O site de notícias internacionais Business Insider revelou que houve um salto na remuneração dos profissionais das megacorporações. Na Google, por exemplo, engenheiros de software podem ganhar até US$ 650 mil por ano. Na Amazon, cargos relacionados ao desenvolvimento de serviços na nuvem têm média salarial anual de US$ 185 mil.

Mas colocar a mão nesse pote de ouro exigirá do universitário brasileiro mais que o diploma e um segundo idioma. A formação precisa ser excelente e contínua – e a academia precisa garantir essa qualidade num cenário em que as empresas demandam mais que um bom currículo, as tais “soft skills”.

“Faltam profissionais que transcendam a TI, que tenham uma boa comunicação interpessoal, línguas, capacidade de trabalhar em equipes multidisciplinares”, explica o pesquisador Leonardo Amaral, professor dos cursos de tecnologia da Uniritter.

Conforme Amaral, as grandes universidades têm mais tração para se adaptar à formação desse novo tipo de profissional.

“Faltam profissionais que transcendam a TI, que tenham uma boa comunicação interpessoal, línguas, capacidade de trabalhar em equipes multidisciplinares”

Leonardo Amaral, professor da uniritter

“A academia está trabalhando com a redução do tempo de alguns cursos. Hoje há mais rápidos, que formam tecnólogos. Aqui, conseguimos modernizar nossa estrutura e conceder pequenas certificações para que o estudante vá agregando linhas ao curriculum a cada formação concluída. Temos ainda disciplinas vinculadas a empresas parceiras, que oferecem cursos contínuos ao longo da formação do aluno”, diz, acrescentando que isso favorece a conexão do estudante com o mercado.

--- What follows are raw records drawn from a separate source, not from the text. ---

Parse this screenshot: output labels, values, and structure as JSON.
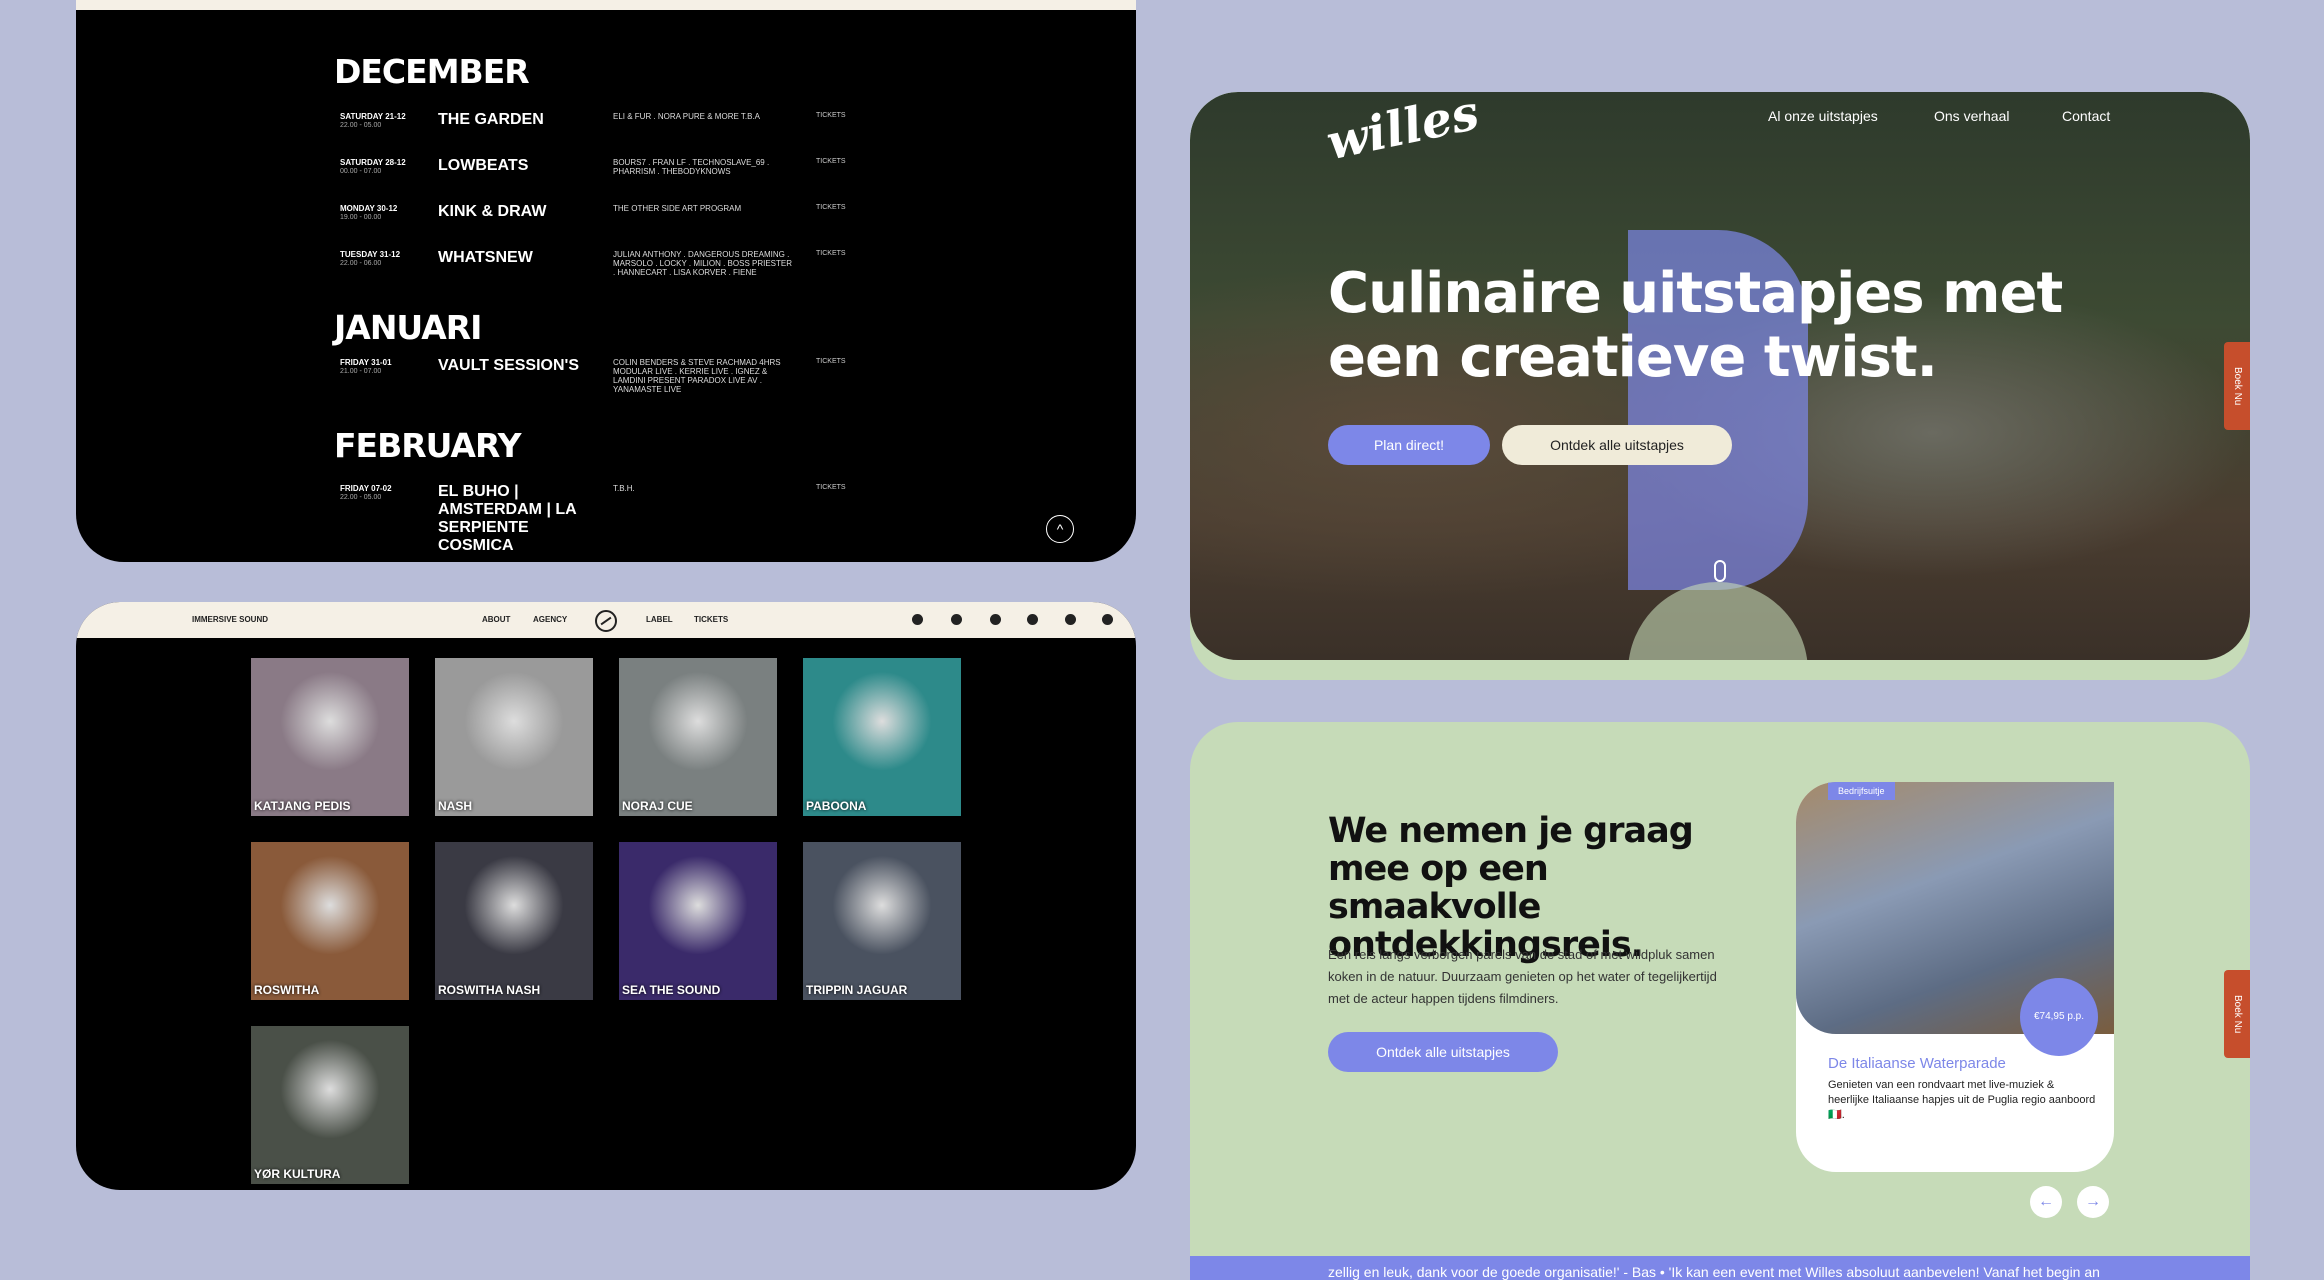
{
  "events": {
    "months": [
      {
        "name": "DECEMBER",
        "events": [
          {
            "date": "SATURDAY 21-12",
            "time": "22.00 - 05.00",
            "title": "THE GARDEN",
            "lineup": "ELI & FUR . NORA PURE & MORE T.B.A",
            "tickets": "TICKETS"
          },
          {
            "date": "SATURDAY 28-12",
            "time": "00.00 - 07.00",
            "title": "LOWBEATS",
            "lineup": "BOURS7 . FRAN LF . TECHNOSLAVE_69 . PHARRISM . THEBODYKNOWS",
            "tickets": "TICKETS"
          },
          {
            "date": "MONDAY 30-12",
            "time": "19.00 - 00.00",
            "title": "KINK & DRAW",
            "lineup": "THE OTHER SIDE ART PROGRAM",
            "tickets": "TICKETS"
          },
          {
            "date": "TUESDAY 31-12",
            "time": "22.00 - 06.00",
            "title": "WHATSNEW",
            "lineup": "JULIAN ANTHONY . DANGEROUS DREAMING . MARSOLO . LOCKY . MILION . BOSS PRIESTER . HANNECART . LISA KORVER . FIENE",
            "tickets": "TICKETS"
          }
        ]
      },
      {
        "name": "JANUARI",
        "events": [
          {
            "date": "FRIDAY 31-01",
            "time": "21.00 - 07.00",
            "title": "VAULT SESSION'S",
            "lineup": "COLIN BENDERS & STEVE RACHMAD 4HRS MODULAR LIVE . KERRIE LIVE . IGNEZ & LAMDINI PRESENT PARADOX LIVE AV . YANAMASTE LIVE",
            "tickets": "TICKETS"
          }
        ]
      },
      {
        "name": "FEBRUARY",
        "events": [
          {
            "date": "FRIDAY 07-02",
            "time": "22.00 - 05.00",
            "title": "EL BUHO | AMSTERDAM | LA SERPIENTE COSMICA",
            "lineup": "T.B.H.",
            "tickets": "TICKETS"
          }
        ]
      }
    ],
    "scroll_up_icon": "^"
  },
  "artists": {
    "brand": "IMMERSIVE SOUND",
    "nav": [
      "ABOUT",
      "AGENCY",
      "LABEL",
      "TICKETS"
    ],
    "social_icons": [
      "instagram-icon",
      "facebook-icon",
      "spotify-icon",
      "mixcloud-icon",
      "discogs-icon",
      "soundcloud-icon"
    ],
    "tiles": [
      {
        "name": "KATJANG PEDIS",
        "color": "#8a7a86"
      },
      {
        "name": "NASH",
        "color": "#9a9a9a"
      },
      {
        "name": "NORAJ CUE",
        "color": "#7a8080"
      },
      {
        "name": "PABOONA",
        "color": "#2d8a8a"
      },
      {
        "name": "ROSWITHA",
        "color": "#8a5a3a"
      },
      {
        "name": "ROSWITHA NASH",
        "color": "#3a3a44"
      },
      {
        "name": "SEA THE SOUND",
        "color": "#3a2a6a"
      },
      {
        "name": "TRIPPIN JAGUAR",
        "color": "#4a5260"
      },
      {
        "name": "YØR KULTURA",
        "color": "#4a5048"
      }
    ]
  },
  "hero": {
    "logo": "willes",
    "nav": [
      "Al onze uitstapjes",
      "Ons verhaal",
      "Contact"
    ],
    "title": "Culinaire uitstapjes met een creatieve twist.",
    "btn_plan": "Plan direct!",
    "btn_discover": "Ontdek alle uitstapjes",
    "boek_nu": "Boek Nu"
  },
  "promo": {
    "title": "We nemen je graag mee op een smaakvolle ontdekkingsreis.",
    "text": "Een reis langs verborgen parels van de stad of met wildpluk samen koken in de natuur. Duurzaam genieten op het water of tegelijkertijd met de acteur happen tijdens filmdiners.",
    "button": "Ontdek alle uitstapjes",
    "card": {
      "badge": "Bedrijfsuitje",
      "price": "€74,95 p.p.",
      "title": "De Italiaanse Waterparade",
      "desc": "Genieten van een rondvaart met live-muziek & heerlijke Italiaanse hapjes uit de Puglia regio aanboord 🇮🇹."
    },
    "prev_icon": "←",
    "next_icon": "→",
    "marquee": "zellig en leuk, dank voor de goede organisatie!' - Bas • 'Ik kan een event met Willes absoluut aanbevelen! Vanaf het begin an",
    "boek_nu": "Boek Nu"
  },
  "colors": {
    "accent": "#7d87e8",
    "sage": "#c6dbb8",
    "cream": "#f5f0e6",
    "orange": "#c64e2c"
  }
}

Para os mais dedicados, o futuro pode ser poderosamente atraente e variado, com grandes oportunidades em áreas de desenvolvimento de software, internet das coisas, programação robótica para a indústria – e outras necessidades que serão criadas dia a dia. O campo continuará se expandindo e necessitando de profissionais.

“É por isso que sempre digo: não tem mais vida fora do mundo da tecnologia. É tudo digital, mas nada cai do céu. O smartphone não apareceu do nada. Alguém desenvolveu. Precisamos de mais pessoas dedicadas e com boa formação”, finaliza Ferst.